Interdisciplinary Treatment Plan Update
1. Treatment Plan Review
...A treatment plan revision can be completed any time the treatment team decides to alter the proposed strategies based upon the patient's needs. Reviews of the treatment plan are documented on the appropriate treatment plan forms in the medical record.
The following would be cause for conducting a review of the plan and developing a revision:
*A new impairment/problem or significant information about an existing impairment is identified.
*A major change occurs in the patient's clinical condition, such as the need for the use of restraint or seclusion"

Facility Policy titled "High Risk Behavior Precautions" policy number BH 027 stated in part, "PROCEDURE:
Patients are assessed upon admission and reassessed throughout hospitalization by the interdisciplinary treatment team for any behavior or behavioral history that demonstrates need for high-risk precautions ...
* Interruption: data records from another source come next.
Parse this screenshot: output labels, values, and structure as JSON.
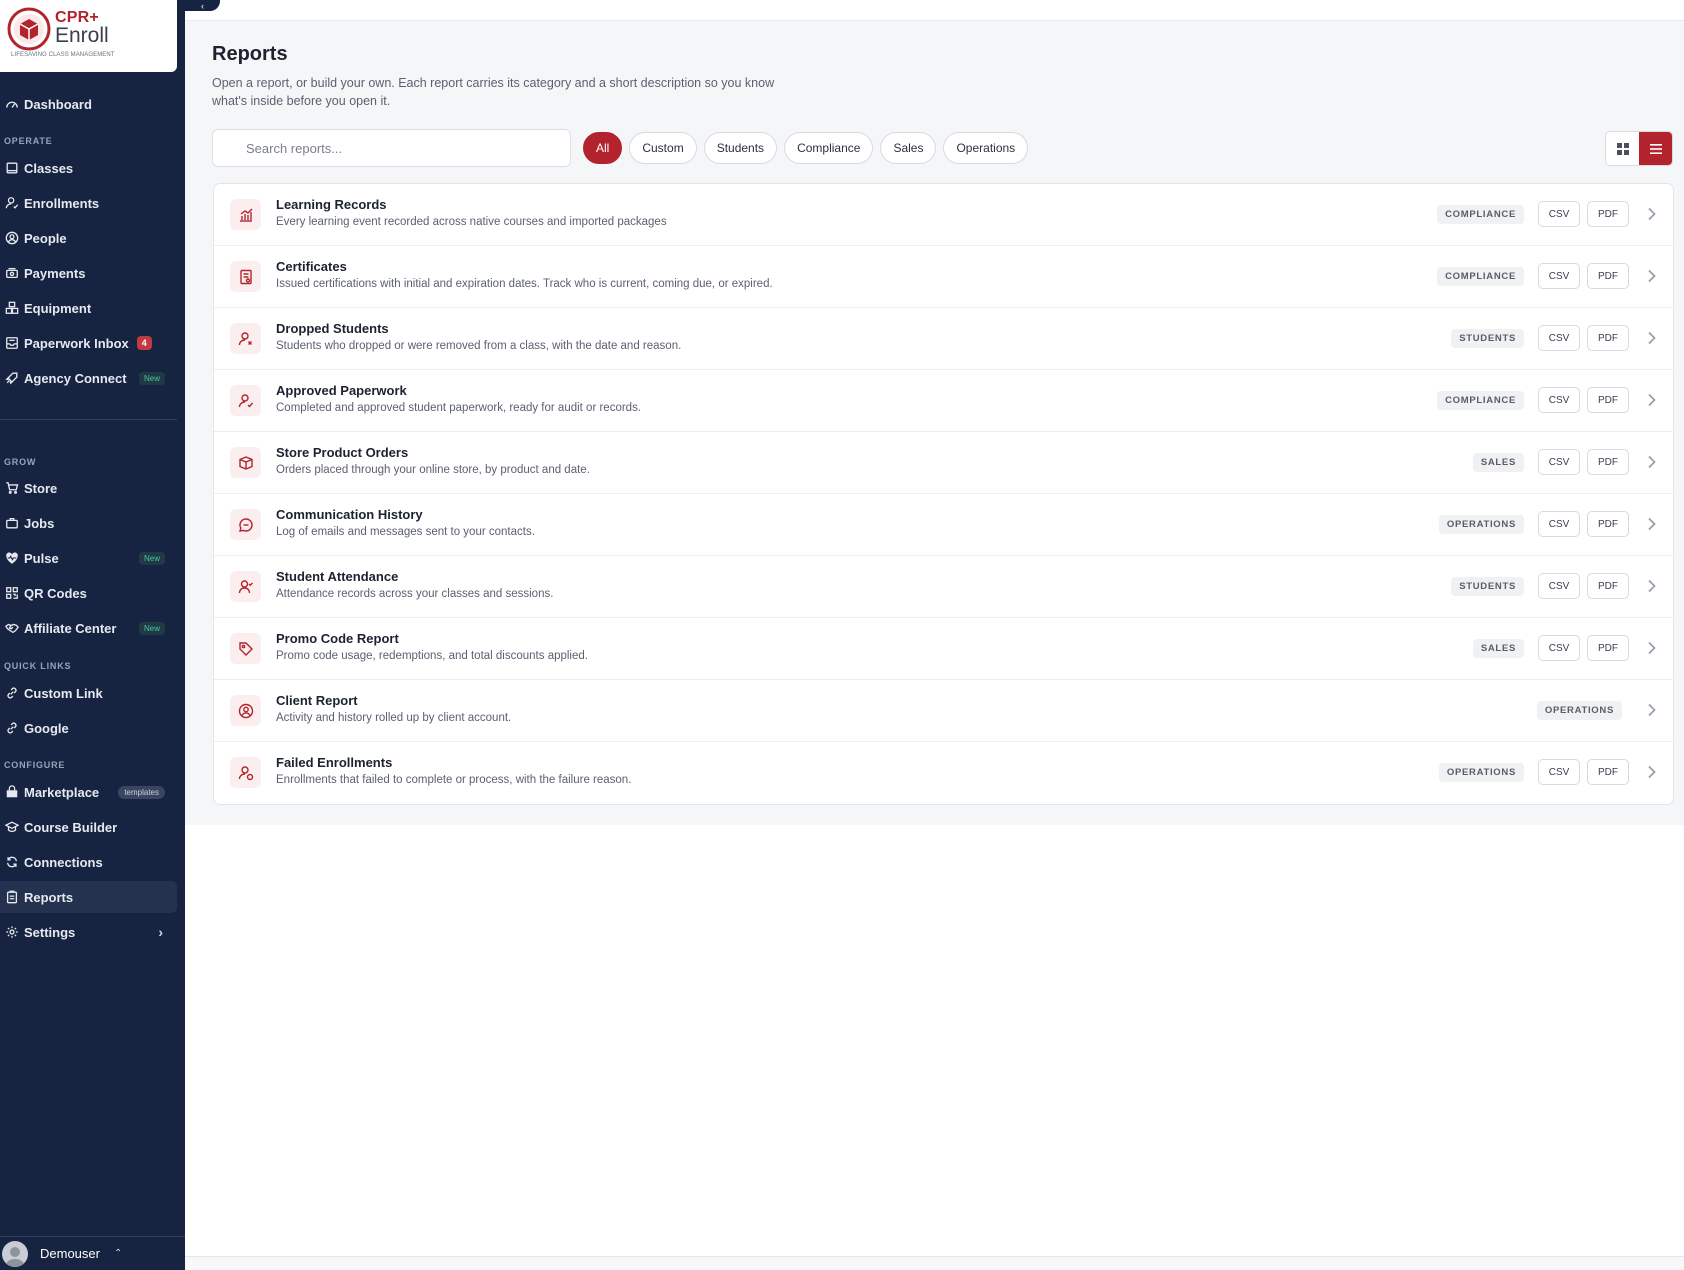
{
  "brand": {
    "cpr": "CPR+",
    "enroll": "Enroll",
    "tagline": "LIFESAVING CLASS MANAGEMENT"
  },
  "sidebar": {
    "dashboard": "Dashboard",
    "sections": {
      "operate": "OPERATE",
      "grow": "GROW",
      "quick_links": "QUICK LINKS",
      "configure": "CONFIGURE"
    },
    "operate": [
      {
        "label": "Classes",
        "icon": "book-icon"
      },
      {
        "label": "Enrollments",
        "icon": "user-check-icon"
      },
      {
        "label": "People",
        "icon": "user-circle-icon"
      },
      {
        "label": "Payments",
        "icon": "cash-icon"
      },
      {
        "label": "Equipment",
        "icon": "boxes-icon"
      },
      {
        "label": "Paperwork Inbox",
        "icon": "inbox-icon",
        "badge": "4"
      },
      {
        "label": "Agency Connect",
        "icon": "rocket-icon",
        "badge": "New"
      }
    ],
    "grow": [
      {
        "label": "Store",
        "icon": "cart-icon"
      },
      {
        "label": "Jobs",
        "icon": "briefcase-icon"
      },
      {
        "label": "Pulse",
        "icon": "heart-pulse-icon",
        "badge": "New"
      },
      {
        "label": "QR Codes",
        "icon": "qr-icon"
      },
      {
        "label": "Affiliate Center",
        "icon": "handshake-icon",
        "badge": "New"
      }
    ],
    "quick_links": [
      {
        "label": "Custom Link",
        "icon": "link-icon"
      },
      {
        "label": "Google",
        "icon": "link-icon"
      }
    ],
    "configure": [
      {
        "label": "Marketplace",
        "icon": "shop-icon",
        "badge": "templates"
      },
      {
        "label": "Course Builder",
        "icon": "graduation-icon"
      },
      {
        "label": "Connections",
        "icon": "refresh-icon"
      },
      {
        "label": "Reports",
        "icon": "clipboard-icon"
      },
      {
        "label": "Settings",
        "icon": "gear-icon"
      }
    ],
    "user": "Demouser"
  },
  "main": {
    "title": "Reports",
    "description": "Open a report, or build your own. Each report carries its category and a short description so you know what's inside before you open it.",
    "search_placeholder": "Search reports...",
    "filters": [
      "All",
      "Custom",
      "Students",
      "Compliance",
      "Sales",
      "Operations"
    ],
    "active_filter": "All",
    "view_mode": "list",
    "reports": [
      {
        "title": "Learning Records",
        "description": "Every learning event recorded across native courses and imported packages",
        "category": "COMPLIANCE",
        "csv": "CSV",
        "pdf": "PDF",
        "icon": "chart-icon"
      },
      {
        "title": "Certificates",
        "description": "Issued certifications with initial and expiration dates. Track who is current, coming due, or expired.",
        "category": "COMPLIANCE",
        "csv": "CSV",
        "pdf": "PDF",
        "icon": "certificate-icon"
      },
      {
        "title": "Dropped Students",
        "description": "Students who dropped or were removed from a class, with the date and reason.",
        "category": "STUDENTS",
        "csv": "CSV",
        "pdf": "PDF",
        "icon": "user-x-icon"
      },
      {
        "title": "Approved Paperwork",
        "description": "Completed and approved student paperwork, ready for audit or records.",
        "category": "COMPLIANCE",
        "csv": "CSV",
        "pdf": "PDF",
        "icon": "user-check-icon"
      },
      {
        "title": "Store Product Orders",
        "description": "Orders placed through your online store, by product and date.",
        "category": "SALES",
        "csv": "CSV",
        "pdf": "PDF",
        "icon": "package-icon"
      },
      {
        "title": "Communication History",
        "description": "Log of emails and messages sent to your contacts.",
        "category": "OPERATIONS",
        "csv": "CSV",
        "pdf": "PDF",
        "icon": "chat-icon"
      },
      {
        "title": "Student Attendance",
        "description": "Attendance records across your classes and sessions.",
        "category": "STUDENTS",
        "csv": "CSV",
        "pdf": "PDF",
        "icon": "user-attendance-icon"
      },
      {
        "title": "Promo Code Report",
        "description": "Promo code usage, redemptions, and total discounts applied.",
        "category": "SALES",
        "csv": "CSV",
        "pdf": "PDF",
        "icon": "tag-icon"
      },
      {
        "title": "Client Report",
        "description": "Activity and history rolled up by client account.",
        "category": "OPERATIONS",
        "csv": "",
        "pdf": "",
        "icon": "user-circle-icon"
      },
      {
        "title": "Failed Enrollments",
        "description": "Enrollments that failed to complete or process, with the failure reason.",
        "category": "OPERATIONS",
        "csv": "CSV",
        "pdf": "PDF",
        "icon": "user-alert-icon"
      }
    ]
  },
  "colors": {
    "accent": "#b3232e",
    "sidebar_bg": "#172441",
    "new_badge": "#4cc4a0"
  }
}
NURSING/CLINICAL SERVICES-
...2. A physicians order will be obtained for each high risk behavior precaution identified upon admission or for any change to the high risk precautions during the course of treatment (an RN may initiate) *modifications to the interventions must be included in the physician order and must be reflected on the patients [sic] treatment plan ...
HIGH RISK BEHAVIOR PRECAUTION INTERVENTIONS-
The interdisciplinary team will implement specific behavioral interventions based on the high risk behaviors identified and will monitor and update the treatment plan as needed including but not limited to the following: *any modifications to the interventions must be approved via physician order
...Sexually Acting Out (SAO) Aggressor/victimization
...g. Behavior will be monitored closely for any identified 'triggers' of sexually acting out included in the treatment plan
h. The treatment plan will include specific coping mechanisms to reduce the potential for sexually acting out."